BSI-Grundschutz: Lohnt sich die Umsetzung doch?

Doch wie sieht es aus, wenn Unternehmen eine Zertifizierung anstreben? Ist dann die standardisierte Vorgehensweise des BSI ein Korsett und eine Umsetzung fast unmöglich? „Der Vorwurf gilt nur, wenn der BSI-Grundschutz erfordert, dass ein Unternehmen seine Geschäftsprozesse komplett umkrempeln muss um es so zu strukturieren ist, dass es konform ist,“ sagt Ralf Schlag, Team Lead DataCenter bei Interoute. „Dann ist es sicherlich kaum machbar sondern vielmehr empfehlenswert, eine flexiblere ISO-27001-Zertifizierung anzustreben.“

Wenn dies aber nicht der Fall sei, habe das normative und standardisierte Vorgehen des BSI einen ganz entscheidenden Vorteil, findet Schlag: Die vorgegebenen Standards seien für Unternehmen eine wichtige Hilfestellung bei der Umsetzung.

„Die Mehrheit meiner Kunden hat sich eben deshalb für den Grundschutz entschieden, weil es ein checklistenartiges und außerordentlich standardisiertes Verfahren gibt“, betont auch Professor Rumpel.
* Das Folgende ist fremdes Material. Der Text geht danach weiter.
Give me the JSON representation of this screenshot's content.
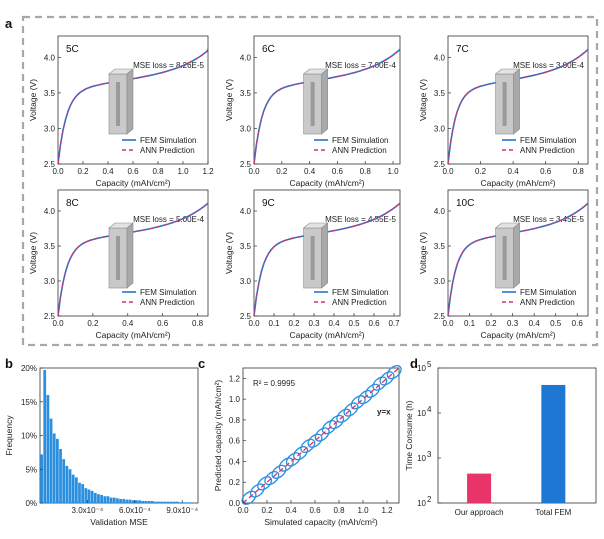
{
  "chart_data": [
    {
      "panel": "a",
      "type": "line",
      "subplots": [
        {
          "title": "5C",
          "xlabel": "Capacity (mAh/cm²)",
          "ylabel": "Voltage (V)",
          "xlim": [
            0,
            1.2
          ],
          "ylim": [
            2.5,
            4.3
          ],
          "xticks": [
            "0.0",
            "0.2",
            "0.4",
            "0.6",
            "0.8",
            "1.0",
            "1.2"
          ],
          "yticks": [
            "2.5",
            "3.0",
            "3.5",
            "4.0"
          ],
          "mse_label": "MSE loss = 8.26E-5",
          "series": [
            {
              "name": "FEM Simulation",
              "color": "#1f77d4",
              "style": "solid"
            },
            {
              "name": "ANN Prediction",
              "color": "#d6336c",
              "style": "dashed"
            }
          ],
          "legend": "bottom-right",
          "cap_max": 1.21
        },
        {
          "title": "6C",
          "xlabel": "Capacity (mAh/cm²)",
          "ylabel": "Voltage (V)",
          "xlim": [
            0,
            1.05
          ],
          "ylim": [
            2.5,
            4.3
          ],
          "xticks": [
            "0.0",
            "0.2",
            "0.4",
            "0.6",
            "0.8",
            "1.0"
          ],
          "yticks": [
            "2.5",
            "3.0",
            "3.5",
            "4.0"
          ],
          "mse_label": "MSE loss = 7.00E-4",
          "series": [
            {
              "name": "FEM Simulation",
              "color": "#1f77d4",
              "style": "solid"
            },
            {
              "name": "ANN Prediction",
              "color": "#d6336c",
              "style": "dashed"
            }
          ],
          "legend": "bottom-right",
          "cap_max": 1.05
        },
        {
          "title": "7C",
          "xlabel": "Capacity (mAh/cm²)",
          "ylabel": "Voltage (V)",
          "xlim": [
            0,
            0.86
          ],
          "ylim": [
            2.5,
            4.3
          ],
          "xticks": [
            "0.0",
            "0.2",
            "0.4",
            "0.6",
            "0.8"
          ],
          "yticks": [
            "2.5",
            "3.0",
            "3.5",
            "4.0"
          ],
          "mse_label": "MSE loss = 3.00E-4",
          "series": [
            {
              "name": "FEM Simulation",
              "color": "#1f77d4",
              "style": "solid"
            },
            {
              "name": "ANN Prediction",
              "color": "#d6336c",
              "style": "dashed"
            }
          ],
          "legend": "bottom-right",
          "cap_max": 0.86
        },
        {
          "title": "8C",
          "xlabel": "Capacity (mAh/cm²)",
          "ylabel": "Voltage (V)",
          "xlim": [
            0,
            0.86
          ],
          "ylim": [
            2.5,
            4.3
          ],
          "xticks": [
            "0.0",
            "0.2",
            "0.4",
            "0.6",
            "0.8"
          ],
          "yticks": [
            "2.5",
            "3.0",
            "3.5",
            "4.0"
          ],
          "mse_label": "MSE loss = 5.00E-4",
          "series": [
            {
              "name": "FEM Simulation",
              "color": "#1f77d4",
              "style": "solid"
            },
            {
              "name": "ANN Prediction",
              "color": "#d6336c",
              "style": "dashed"
            }
          ],
          "legend": "bottom-right",
          "cap_max": 0.86
        },
        {
          "title": "9C",
          "xlabel": "Capacity (mAh/cm²)",
          "ylabel": "Voltage (V)",
          "xlim": [
            0,
            0.73
          ],
          "ylim": [
            2.5,
            4.3
          ],
          "xticks": [
            "0.0",
            "0.1",
            "0.2",
            "0.3",
            "0.4",
            "0.5",
            "0.6",
            "0.7"
          ],
          "yticks": [
            "2.5",
            "3.0",
            "3.5",
            "4.0"
          ],
          "mse_label": "MSE loss = 4.55E-5",
          "series": [
            {
              "name": "FEM Simulation",
              "color": "#1f77d4",
              "style": "solid"
            },
            {
              "name": "ANN Prediction",
              "color": "#d6336c",
              "style": "dashed"
            }
          ],
          "legend": "bottom-right",
          "cap_max": 0.73
        },
        {
          "title": "10C",
          "xlabel": "Capacity (mAh/cm²)",
          "ylabel": "Voltage (V)",
          "xlim": [
            0,
            0.65
          ],
          "ylim": [
            2.5,
            4.3
          ],
          "xticks": [
            "0.0",
            "0.1",
            "0.2",
            "0.3",
            "0.4",
            "0.5",
            "0.6"
          ],
          "yticks": [
            "2.5",
            "3.0",
            "3.5",
            "4.0"
          ],
          "mse_label": "MSE loss = 3.45E-5",
          "series": [
            {
              "name": "FEM Simulation",
              "color": "#1f77d4",
              "style": "solid"
            },
            {
              "name": "ANN Prediction",
              "color": "#d6336c",
              "style": "dashed"
            }
          ],
          "legend": "bottom-right",
          "cap_max": 0.65
        }
      ]
    },
    {
      "panel": "b",
      "type": "bar",
      "xlabel": "Validation MSE",
      "ylabel": "Frequency",
      "xlim": [
        0,
        0.001
      ],
      "ylim": [
        0,
        0.2
      ],
      "xticks": [
        {
          "value": 0.0003,
          "label": "3.0x10⁻⁴"
        },
        {
          "value": 0.0006,
          "label": "6.0x10⁻⁴"
        },
        {
          "value": 0.0009,
          "label": "9.0x10⁻⁴"
        }
      ],
      "yticks": [
        "0%",
        "5%",
        "10%",
        "15%",
        "20%"
      ],
      "bin_width": 2e-05,
      "x_start": 1e-05,
      "values": [
        0.072,
        0.197,
        0.16,
        0.125,
        0.103,
        0.095,
        0.08,
        0.065,
        0.055,
        0.05,
        0.042,
        0.038,
        0.03,
        0.028,
        0.022,
        0.02,
        0.018,
        0.015,
        0.013,
        0.012,
        0.01,
        0.01,
        0.008,
        0.008,
        0.007,
        0.006,
        0.006,
        0.005,
        0.005,
        0.004,
        0.004,
        0.004,
        0.003,
        0.003,
        0.003,
        0.003,
        0.002,
        0.002,
        0.002,
        0.002,
        0.002,
        0.002,
        0.002,
        0.002,
        0.001,
        0.001,
        0.001,
        0.001
      ],
      "color": "#2b8fe0"
    },
    {
      "panel": "c",
      "type": "scatter",
      "xlabel": "Simulated capacity (mAh/cm²)",
      "ylabel": "Predicted capacity (mAh/cm²)",
      "xlim": [
        0,
        1.3
      ],
      "ylim": [
        0,
        1.3
      ],
      "xticks": [
        "0.0",
        "0.2",
        "0.4",
        "0.6",
        "0.8",
        "1.0",
        "1.2"
      ],
      "yticks": [
        "0.0",
        "0.2",
        "0.4",
        "0.6",
        "0.8",
        "1.0",
        "1.2"
      ],
      "r2_label": "R² = 0.9995",
      "line_label": "y=x",
      "line_color": "#d6336c",
      "point_color": "#2b8fe0",
      "points": [
        [
          0.05,
          0.05
        ],
        [
          0.12,
          0.12
        ],
        [
          0.18,
          0.19
        ],
        [
          0.24,
          0.24
        ],
        [
          0.3,
          0.3
        ],
        [
          0.36,
          0.37
        ],
        [
          0.42,
          0.42
        ],
        [
          0.48,
          0.48
        ],
        [
          0.54,
          0.55
        ],
        [
          0.6,
          0.6
        ],
        [
          0.66,
          0.66
        ],
        [
          0.72,
          0.73
        ],
        [
          0.78,
          0.78
        ],
        [
          0.84,
          0.84
        ],
        [
          0.9,
          0.9
        ],
        [
          0.96,
          0.97
        ],
        [
          1.02,
          1.02
        ],
        [
          1.08,
          1.08
        ],
        [
          1.14,
          1.15
        ],
        [
          1.2,
          1.2
        ],
        [
          1.26,
          1.26
        ]
      ]
    },
    {
      "panel": "d",
      "type": "bar",
      "ylabel": "Time Consume (h)",
      "yscale": "log",
      "ylim": [
        100,
        100000
      ],
      "ytick_exponents": [
        2,
        3,
        4,
        5
      ],
      "categories": [
        "Our approach",
        "Total FEM"
      ],
      "values": [
        450,
        42000
      ],
      "colors": [
        "#e8336b",
        "#1f77d4"
      ]
    }
  ]
}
Dieser Normierungsgrad existiere bei einem generellen ISO-27001-Ansatz nicht. „Firmen sind bei ISO-27001 zwar flexibler“, sagt der Interoute-Experte Schlag, „allerdings müssen die Unternehmen dann viel größere Anstrengungen in die Entwicklung des eigenen Lösungsansatzes stecken.“

Und letztendlich sei es doch so, dass unabhängig davon, welche Methode angewendet wird – ISO 27001 nativ oder auf Basis von IT-Grundschutz der Anwender bei richtiger Anwendung der Maßnahmen zum gleichen Ergebnis kommen müsse, sagt Sicherheitsexperte Haufe. Unterschiede im Detail kann es seiner Ansicht nach lediglich im Rahmen der Dokumentation der Maßnahmen oder der Dokumentation des Managementsystems für Informationssicherheit geben. Ein Beispiel hierfür sei das nach ISO 27001 geforderte Dokument „Statement of Applicability“, welches im IT-Grundschutz dem Basis-Sicherheitscheck entspreche.

BSI-Kritiker Sachar Paulus, Professor für Unternehmenssicherheit und Risikomanagement an der Fachhochschule Brandenburg, sieht das anders: „Ich bin nicht der Meinung, dass man zum gleichen Ergebnis kommen muss.“

Es gebe vielmehr immer eine Vielzahl von Möglichkeiten, Maßnahmen zu ergreifen, um ein Risiko angemessen zu berücksichtigen. Beispiel Cloud Services: Dazu gebe es nach BSI-Katalog keine vorgeschlagene Maßnahme. „Sehr wohl kann man sich aber eine Fülle von guten Sicherheitsmaßnahmen vorstellen“, sagt Paulus. Ein zweites Beispiel sei die digitale Signatur: Nicht immer sei diese tatsächlich die beste Wahl.